Avro schema can be written in JSON
Avro schema is always present with data, getting rid of the need to know the schema before accessing the data
small file size, since schema is always present there need to be stored less type information
schema evolution is possible by using a union field type with default values. This was explained here. Deleted fields also need to be defined with a default value.
Avro files are compressible and splitable by Hadoop MapReduce and other tools from the Hadoop universe.
files can be compressed with Snappy and Deflate.

AVRO Schema generation

Generating Apache AVRO ™ schemas is pretty straight forward. They can be written in JSON and are always stored with the data. There are field types for everything needed, even complex types, such as maps and arrays. A schema can also contain a record, which is in itself an independent schema, as a field. This makes it possible to store data of almost unlimited complexity in AVRO. In case of very complex schema definitions keep in mind, that to access complex data structures can be very expensive later on in the process of transforming and working with such data. Here are some examples of AVRO supported datatypes

AVRO Datatypes

Primitive types as null, integer, long, boolean float, double, string and byte
Complex types such as records. This fields are basically complete schemas in their own right. These fields consist of:
- name
- namespace
- fields
Enums
Arrays
Maps
Fixed length fields
Logical datatypes

Logical datatypes are something special and by using these you can define other fields you might need. As you can see in the list above there is no datatype for date or datetime. These are implemented using logical datatypes. Define a logical type like this:

{
  "type": "bytes",
  "logicalType": "decimal",
  "precision": 4,
  "scale": 2
}

Supported logical datatypes are decimal, date, time, timestamp and duration.
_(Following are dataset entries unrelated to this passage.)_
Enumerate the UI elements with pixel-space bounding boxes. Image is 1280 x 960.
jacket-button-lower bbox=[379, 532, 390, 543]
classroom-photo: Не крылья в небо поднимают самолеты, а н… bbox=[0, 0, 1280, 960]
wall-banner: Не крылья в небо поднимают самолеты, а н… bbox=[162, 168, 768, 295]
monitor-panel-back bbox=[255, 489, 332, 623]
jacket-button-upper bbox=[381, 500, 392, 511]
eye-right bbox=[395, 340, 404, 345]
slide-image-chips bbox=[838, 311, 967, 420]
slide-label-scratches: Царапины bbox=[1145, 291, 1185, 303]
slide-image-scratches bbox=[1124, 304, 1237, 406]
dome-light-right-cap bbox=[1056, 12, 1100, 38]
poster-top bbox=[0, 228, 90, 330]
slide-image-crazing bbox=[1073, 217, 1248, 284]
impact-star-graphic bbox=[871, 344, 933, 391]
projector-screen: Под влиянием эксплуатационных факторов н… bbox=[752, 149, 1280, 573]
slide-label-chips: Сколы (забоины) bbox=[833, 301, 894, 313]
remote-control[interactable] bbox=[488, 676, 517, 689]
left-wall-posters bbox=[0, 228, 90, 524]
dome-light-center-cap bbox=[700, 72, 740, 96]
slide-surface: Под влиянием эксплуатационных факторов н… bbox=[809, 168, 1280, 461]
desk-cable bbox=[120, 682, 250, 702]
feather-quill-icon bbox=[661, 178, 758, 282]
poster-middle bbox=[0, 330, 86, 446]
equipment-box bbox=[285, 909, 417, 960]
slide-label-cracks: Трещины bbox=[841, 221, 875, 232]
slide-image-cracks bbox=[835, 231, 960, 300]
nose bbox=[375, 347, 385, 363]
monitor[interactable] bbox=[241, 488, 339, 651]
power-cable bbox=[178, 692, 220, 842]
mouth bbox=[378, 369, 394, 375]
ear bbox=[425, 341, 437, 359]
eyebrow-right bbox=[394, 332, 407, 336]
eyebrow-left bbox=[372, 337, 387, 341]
Downsides in Schema Generation

There is one downside though, namely that individual fields are not reusable. This topic was addressed by Treselle Systems in this entry. They introduce a way to make fields in a AVRO Schema reusable by working with placeholders and then replacing them with before defined subschemas. This comes in handy when you have fields, that should be available in each AVRO schema, such as meta information for a message pushed into your system.

AVRO Schema Generator

To make AVRO Schema generation more comfortable, I worked on a project, inspired by Treselle Systems’ text and combined it with other tools I use daily:

Jupyter Notebook
AVRO-Doc: a JS based server reformatting AVRO schemas into an easily readable HTML format.
AVRO schema repo server: a simple REST based server to publish schemas to and provide them for all parties that generate and consume the data stored in AVRO format

This combination of several tools makes it possible to handle data more easily.

Schema generator

Schemas are written using a Jupyter notebook server. The project contains:

AVRO Schema Editor.ipynb: To create new schemas and adapt existing ones. You load the existing files into the notebook and then edit them before saving them to file again.
Avro Schema Generator.ipynb: This notebook checks schema syntax and replaces subschemas in a generated version of the schema. Subschemas need to be defined before generating a final version of a schema. This notebook also implents functions to upload the schemas to the repository server.
Docker file for setting up the schema repository server in
docker_schema_repo. Make sure to set the correct URL before trying to upload the generated schemas.
Docker file for setting up the avrodoc server, with built in active directory plugin in Nginx. Find this file in
docker_avrodoc

The project contains an example schema for reference.

Schema repository

The schema repository provides a generally available schema store. This store has a built-in version control. It helps sources to take their time adapting to a new version of the schema.

This asynchronity is possible, because all schemas are compatible with previous version. With that restraint it is also possible to have different sources push one schema in different versions and still be able to transform the data using one process. Not existing values in different version of a schema are filled with the mandatory default value and this default value can even be NULL.

Conclussion

This project aims to help managing data definitions in Hadoop based systems. With the schema repository it provides a single source of truth for all data definitions, at least for data entry and if you decide to use AVRO schemas thourghout your system, even after transformation, you can manage all data definition here.

There are several other schema repositories out there, that can be used, e.g. the one provided by Confluent or the one introduced by Hortonworks for Apache Nifi. The tools used here are just examples of how such a system can be set up and how to introduce reusable AVRO fields into your schemas.

The code can be found in our repository.